Albany Fonblanque married Caroline Keane. They had a daughter and three sons.

===Education===
Fonblanque was sent to Tonbridge School and then to the Royal Arsenal, Woolwich, to prepare for a career in the Royal Engineers. However, his health fell short and his studies were suspended. On his recovery he studied law, with a view to being called to the bar. At the age of 19 (in 1812), he began writing for newspapers and soon gained attention for the boldness and liberality of his opinions and for the superiority of his style amid what Macaulay, when speaking of him, called the "rant and twaddle" of the daily and weekly press. While he shared in all the political struggles of this eventful period, he also studied classical and political philosophy for at least six hours a day. This regime led to his health breaking down again, but he continued to write regularly for newspapers and reviews and make a reasonable living.

From 1820 to 1830, Fonblanque was employed on the staff of The Times and the Morning Chronicle, whilst contributing to the Examiner to the London Magazine and the Westminster Review.

==The Examiner==
In 1826, Fonblanque became political commentator for The Examiner, a weekly newspaper founded by Leigh and John Hunt in 1808. In 1828 the paper was purchased by Rev. Dr. Fellowes, author of the Religion of the Universe and other works, and given over to Fonblanque's complete control. For 17 years up to 1847, he sustained the high character for political independence and literary ability that The Examiner had gained under the direction of Leigh Hunt and his brother John, and even compelled his political opponents to acknowledge some delight in the boldness and brightness of the wit he directed against them.

When it was proposed that supporters of the paper should facilitate a reduction in its price by paying their subscriptions ten years in advance, they were joined by Edward Bulwer-Lytton and by Benjamin Disraeli, who was then flirting with radicalism. Fonblanque remained at the Examiner despite many offers of other literary employment, resolving to make it a standard of literary excellence in journalism.

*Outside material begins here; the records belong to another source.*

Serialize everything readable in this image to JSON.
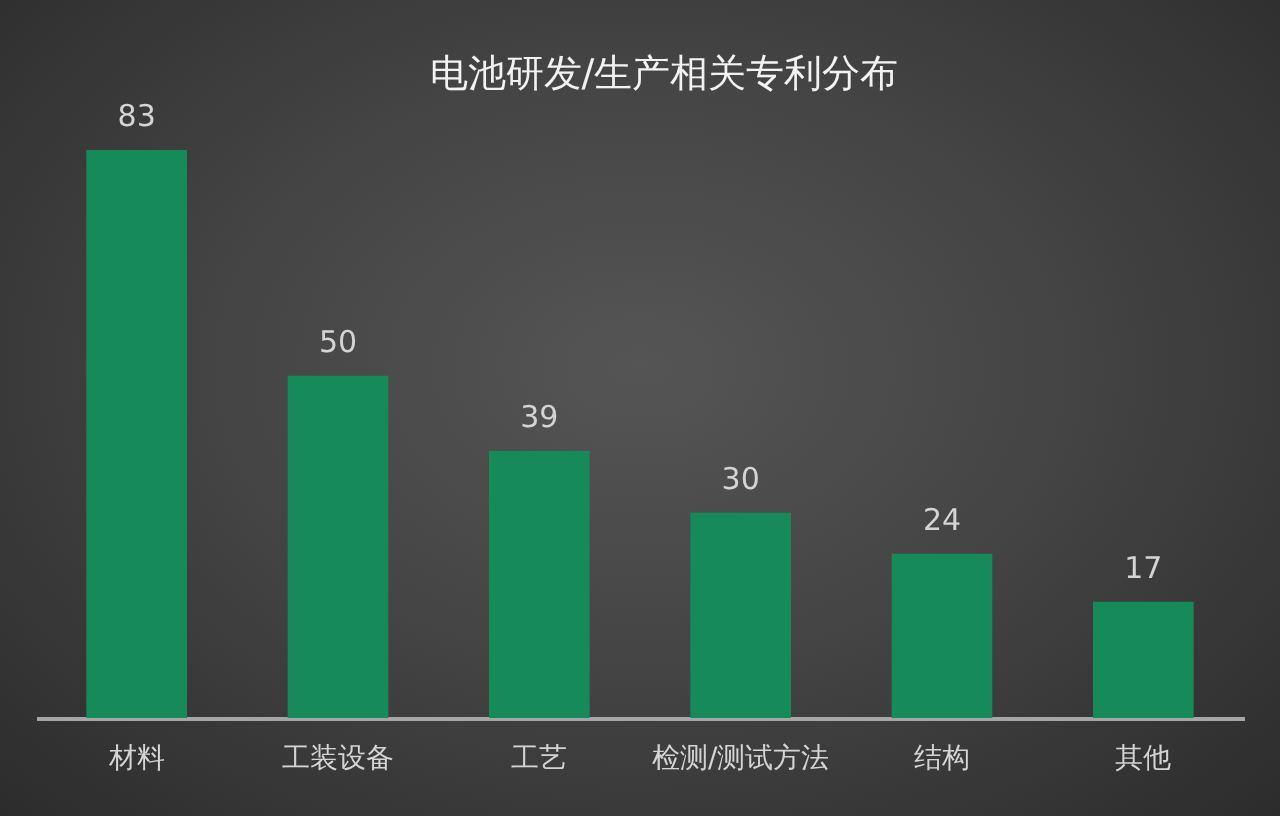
{
  "chart_data": {
    "type": "bar",
    "title": "电池研发/生产相关专利分布",
    "categories": [
      "材料",
      "工装设备",
      "工艺",
      "检测/测试方法",
      "结构",
      "其他"
    ],
    "values": [
      83,
      50,
      39,
      30,
      24,
      17
    ],
    "color": "#168a58",
    "data_labels": true
  }
}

Fonblanque entirely took over The Examiner in 1830, serving as editor until 1847. Among the contributors he found were John Stuart Mill, John Forster, William Makepeace Thackeray, and most notably Charles Dickens. Fonblanque wrote the first notice of Sketches by Boz (on 28 February 1836) and of The Pickwick Papers (on 4 September 1836). Forster became the magazine's literary editor in 1835, and succeeded Fonblanque as editor from 1847 to 1855. Fonblanque retained ownership until 1865. The magazine ceased publication in 1886.

===Board of Trade===
Fonblanque was offered the governorship of Nova Scotia; but though greatly interested in colonial matters and using every effort to advocate a more generous political system leading to colonial self-government, he again decided not to abandon his beloved Examiner. In 1847, however, domestic reasons induced him to accept the post of statistical secretary of the Board of Trade. This compelled him to resign from The Examiner, although he continued to contribute to it under the control of John Forster. During the later years of his life Fonblanque took no prominent part in public affairs. He died aged 79. By then he was, as his nephew Edward Fonblanque observed, a man who had lived and toiled in an age gone by, in a cause long since established.

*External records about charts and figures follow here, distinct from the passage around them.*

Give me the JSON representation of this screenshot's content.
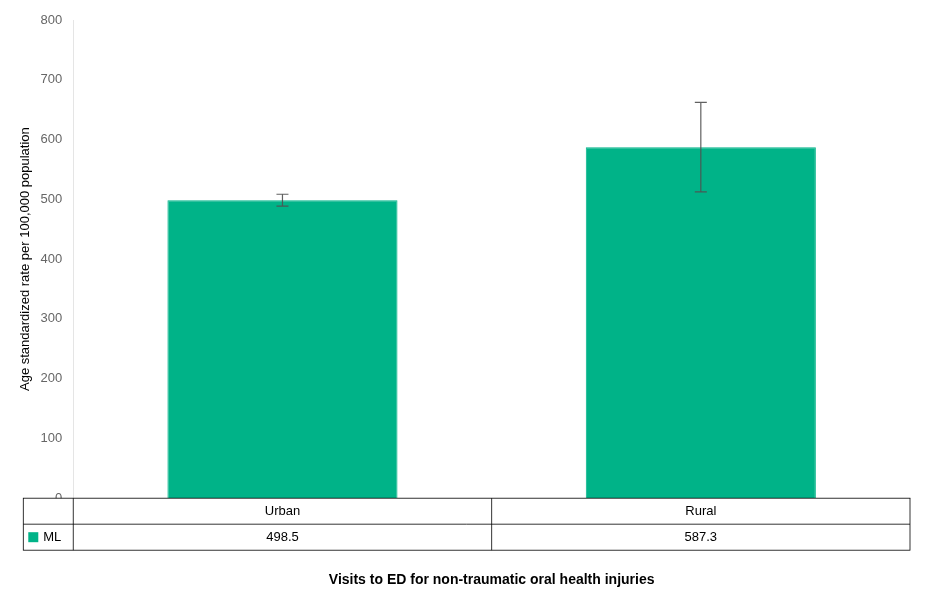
{
  "chart_data": {
    "type": "bar",
    "categories": [
      "Urban",
      "Rural"
    ],
    "series": [
      {
        "name": "ML",
        "color": "#00B388",
        "values": [
          498.5,
          587.3
        ],
        "errors": [
          10,
          75
        ]
      }
    ],
    "ylabel": "Age standardized rate per 100,000 population",
    "xlabel": "Visits to ED for non-traumatic oral health injuries",
    "ylim": [
      0,
      800
    ],
    "yticks": [
      0,
      100,
      200,
      300,
      400,
      500,
      600,
      700,
      800
    ],
    "grid": false,
    "data_labels": true
  }
}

Albany Fonblanque's political activity may be judged from his England under Seven Administrations (1837), which compares the course of social and political events in England from 1826 to 1837. As a journalist, he must be regarded in the light of a reformer.

==Changing attitudes to journalists==
Journalism before Fonblanque's day was seen as a somewhat discreditable profession: men of culture were shy of entering it, lest they be confused with the ruder combatants fighting for public notice. Fonblanque, with his strong and earnest political convictions and exceptional literary ability, did not hesitate to choose the field as one where a politician and a man of letters might usefully and honourably put forth his gifts. A good account of him appears in the Life and Labours of Albany Fonblanque, edited by his nephew, Edward Barrington de Fonblanque (London, 1874). It includes a collection of his articles with a brief biographical notice.